Cartella esattoriale da mezzo milione a artigiano pensionato, si cerca una soluzione

«Non ci hanno toccato le pensioni perché non superano la soglia per il possibile prelievo forzoso, a differenza di quanto fatto con il conto di nostro figlio, disoccupato»

Breve aggiornamento sulla vicenda del pensionato artigiano che ha chiuso l’officina 20 anni fa cui è arrivata una cartella esattoriale da oltre 500mila euro. Stamane la famiglia di Franco Padellaro si è recata all’Agenzia delle Entrate per cercare una soluzione ma è praticamente dovuta tornare a casa con un niente di fatto; e dire che  venerdì erano già stati al centro riscossioni e li erano stati reindirizzati alla sede centrale dell’Agenzia Entrate di Ciriè in quanto «non competenti sul caso».
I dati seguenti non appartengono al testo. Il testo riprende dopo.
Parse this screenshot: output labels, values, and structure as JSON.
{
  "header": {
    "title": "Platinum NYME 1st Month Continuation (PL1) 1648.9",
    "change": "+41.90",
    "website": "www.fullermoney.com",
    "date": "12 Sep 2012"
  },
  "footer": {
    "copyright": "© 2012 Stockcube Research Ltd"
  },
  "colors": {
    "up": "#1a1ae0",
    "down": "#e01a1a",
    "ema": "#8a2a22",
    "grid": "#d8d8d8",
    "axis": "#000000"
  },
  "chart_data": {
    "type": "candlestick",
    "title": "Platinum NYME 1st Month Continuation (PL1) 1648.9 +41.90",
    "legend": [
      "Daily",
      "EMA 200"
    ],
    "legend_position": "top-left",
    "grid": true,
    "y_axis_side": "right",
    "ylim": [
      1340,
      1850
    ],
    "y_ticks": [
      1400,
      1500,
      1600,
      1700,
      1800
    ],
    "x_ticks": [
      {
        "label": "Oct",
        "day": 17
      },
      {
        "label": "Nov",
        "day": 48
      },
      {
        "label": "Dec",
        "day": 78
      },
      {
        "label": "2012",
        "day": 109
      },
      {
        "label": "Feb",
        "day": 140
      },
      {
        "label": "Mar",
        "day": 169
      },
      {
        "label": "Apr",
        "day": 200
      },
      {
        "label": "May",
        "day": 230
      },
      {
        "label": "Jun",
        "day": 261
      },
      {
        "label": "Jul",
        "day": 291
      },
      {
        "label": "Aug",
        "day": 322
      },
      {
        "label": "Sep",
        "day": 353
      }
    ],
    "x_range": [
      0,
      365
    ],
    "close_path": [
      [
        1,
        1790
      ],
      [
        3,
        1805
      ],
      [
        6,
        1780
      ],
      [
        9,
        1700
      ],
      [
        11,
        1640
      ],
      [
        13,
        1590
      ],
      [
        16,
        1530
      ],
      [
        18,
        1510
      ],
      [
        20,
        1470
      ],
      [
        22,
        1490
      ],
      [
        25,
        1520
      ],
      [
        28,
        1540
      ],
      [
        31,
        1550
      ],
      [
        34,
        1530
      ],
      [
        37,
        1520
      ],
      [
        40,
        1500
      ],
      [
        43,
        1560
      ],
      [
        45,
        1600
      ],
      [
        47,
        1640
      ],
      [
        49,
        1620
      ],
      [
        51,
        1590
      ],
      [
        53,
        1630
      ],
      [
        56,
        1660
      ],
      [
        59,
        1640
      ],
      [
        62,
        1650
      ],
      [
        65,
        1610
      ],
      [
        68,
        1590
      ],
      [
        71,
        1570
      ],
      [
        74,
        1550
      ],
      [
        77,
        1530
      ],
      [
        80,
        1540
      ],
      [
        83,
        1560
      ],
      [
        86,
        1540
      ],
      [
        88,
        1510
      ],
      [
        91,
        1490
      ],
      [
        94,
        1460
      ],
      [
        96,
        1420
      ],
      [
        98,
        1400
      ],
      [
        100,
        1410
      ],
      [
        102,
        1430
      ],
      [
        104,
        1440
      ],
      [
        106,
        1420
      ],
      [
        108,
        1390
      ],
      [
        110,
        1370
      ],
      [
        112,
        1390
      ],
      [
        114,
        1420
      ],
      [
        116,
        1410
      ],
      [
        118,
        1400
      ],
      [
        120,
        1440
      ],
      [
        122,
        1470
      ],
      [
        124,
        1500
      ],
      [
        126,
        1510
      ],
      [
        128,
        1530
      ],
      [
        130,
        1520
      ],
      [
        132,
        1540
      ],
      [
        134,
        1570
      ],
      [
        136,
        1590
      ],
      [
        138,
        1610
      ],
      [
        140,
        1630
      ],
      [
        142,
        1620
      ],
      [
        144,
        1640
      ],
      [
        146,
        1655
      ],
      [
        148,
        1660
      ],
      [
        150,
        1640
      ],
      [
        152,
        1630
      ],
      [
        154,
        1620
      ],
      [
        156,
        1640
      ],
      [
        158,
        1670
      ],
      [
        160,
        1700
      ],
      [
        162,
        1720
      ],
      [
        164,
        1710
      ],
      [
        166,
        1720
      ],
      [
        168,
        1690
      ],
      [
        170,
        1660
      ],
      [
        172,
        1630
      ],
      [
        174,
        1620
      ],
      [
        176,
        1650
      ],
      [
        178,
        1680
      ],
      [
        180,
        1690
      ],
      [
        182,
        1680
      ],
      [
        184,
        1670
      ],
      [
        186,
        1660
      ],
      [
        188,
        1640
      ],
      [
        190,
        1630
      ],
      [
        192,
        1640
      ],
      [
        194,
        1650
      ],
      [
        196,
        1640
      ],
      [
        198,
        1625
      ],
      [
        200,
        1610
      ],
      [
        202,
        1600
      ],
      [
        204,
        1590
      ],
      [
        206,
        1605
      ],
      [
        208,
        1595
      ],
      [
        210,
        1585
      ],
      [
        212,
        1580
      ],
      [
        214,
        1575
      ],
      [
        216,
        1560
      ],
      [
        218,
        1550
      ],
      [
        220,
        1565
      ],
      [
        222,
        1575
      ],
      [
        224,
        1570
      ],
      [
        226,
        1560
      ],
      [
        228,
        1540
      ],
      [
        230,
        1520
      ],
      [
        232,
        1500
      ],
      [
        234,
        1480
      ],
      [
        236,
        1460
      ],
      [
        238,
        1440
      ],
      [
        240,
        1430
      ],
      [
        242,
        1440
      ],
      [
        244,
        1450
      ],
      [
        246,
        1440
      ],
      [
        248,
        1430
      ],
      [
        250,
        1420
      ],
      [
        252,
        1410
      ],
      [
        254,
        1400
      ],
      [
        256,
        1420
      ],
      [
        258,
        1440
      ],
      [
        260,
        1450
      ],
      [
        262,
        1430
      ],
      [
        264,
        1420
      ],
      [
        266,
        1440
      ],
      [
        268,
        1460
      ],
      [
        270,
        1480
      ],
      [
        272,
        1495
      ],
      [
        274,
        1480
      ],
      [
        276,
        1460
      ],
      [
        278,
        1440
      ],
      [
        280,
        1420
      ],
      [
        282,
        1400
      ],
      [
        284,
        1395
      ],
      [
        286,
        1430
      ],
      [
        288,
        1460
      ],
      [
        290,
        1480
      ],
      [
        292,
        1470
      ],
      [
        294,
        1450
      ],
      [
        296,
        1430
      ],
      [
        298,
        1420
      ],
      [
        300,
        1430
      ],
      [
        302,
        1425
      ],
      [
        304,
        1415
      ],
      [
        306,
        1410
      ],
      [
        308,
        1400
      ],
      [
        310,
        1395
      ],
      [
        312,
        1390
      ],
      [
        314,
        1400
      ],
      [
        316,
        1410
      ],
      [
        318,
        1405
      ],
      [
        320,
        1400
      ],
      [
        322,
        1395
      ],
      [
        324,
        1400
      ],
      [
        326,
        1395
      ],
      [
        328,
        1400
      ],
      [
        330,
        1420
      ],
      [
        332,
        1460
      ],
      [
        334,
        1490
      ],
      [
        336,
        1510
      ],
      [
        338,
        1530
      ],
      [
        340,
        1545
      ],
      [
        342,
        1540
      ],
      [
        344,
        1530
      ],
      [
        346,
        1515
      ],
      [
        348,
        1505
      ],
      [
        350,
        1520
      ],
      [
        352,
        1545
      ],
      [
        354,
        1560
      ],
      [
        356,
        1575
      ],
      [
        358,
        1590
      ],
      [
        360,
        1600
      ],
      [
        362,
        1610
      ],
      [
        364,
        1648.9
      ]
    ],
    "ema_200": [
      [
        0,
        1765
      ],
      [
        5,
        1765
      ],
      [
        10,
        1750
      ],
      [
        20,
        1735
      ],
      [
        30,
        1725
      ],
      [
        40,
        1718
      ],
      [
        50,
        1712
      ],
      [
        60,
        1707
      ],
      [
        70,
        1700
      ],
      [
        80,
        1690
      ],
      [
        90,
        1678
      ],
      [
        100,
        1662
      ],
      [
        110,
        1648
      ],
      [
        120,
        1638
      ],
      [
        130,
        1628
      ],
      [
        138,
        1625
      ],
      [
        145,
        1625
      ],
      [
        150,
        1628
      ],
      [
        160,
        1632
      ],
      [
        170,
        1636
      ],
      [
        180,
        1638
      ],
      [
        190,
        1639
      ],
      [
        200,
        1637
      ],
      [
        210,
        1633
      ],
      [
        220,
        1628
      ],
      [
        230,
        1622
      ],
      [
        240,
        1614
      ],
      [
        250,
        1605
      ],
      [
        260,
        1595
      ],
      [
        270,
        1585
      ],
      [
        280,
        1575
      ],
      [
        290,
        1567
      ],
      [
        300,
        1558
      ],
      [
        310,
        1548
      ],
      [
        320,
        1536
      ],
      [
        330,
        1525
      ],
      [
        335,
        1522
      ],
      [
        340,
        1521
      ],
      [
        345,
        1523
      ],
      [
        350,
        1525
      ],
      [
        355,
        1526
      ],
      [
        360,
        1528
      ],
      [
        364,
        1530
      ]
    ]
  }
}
Oggi li hanno nuovamente rimandati al mittente, a questo punto alle lagnanze dei signori hanno aggiunto che potrebbero (?) andare in un ufficio “risoluzioni crisi” a Torino. Dovevano telefonare per appuntamento, lo hanno fatto. Oggi era chiuso. Nel frattempo brancolano nel buio – fatta eccezione per la Cna che spiega loro che alle pensioni che non superano di tre volte la minima non possono bloccare i conti – e provano infatti a ritirare dei soldi per campare e pagare l’affitto: soldi presi, domani vanno in banca per sapere anche di quelli invece prelevati al figlio disoccupato. Insomma l’Italia è un Bel Paese.

E intanto c’è chi si chiede se  vista l’eco avuto dalla vicenda, e la sua estrema delicatezza sociale che viene ad assumere per queste persone così in difficoltà, non  potevano già  i solerti funzionari del “Fisco Amico” anticipare chiarimenti e soluzioni?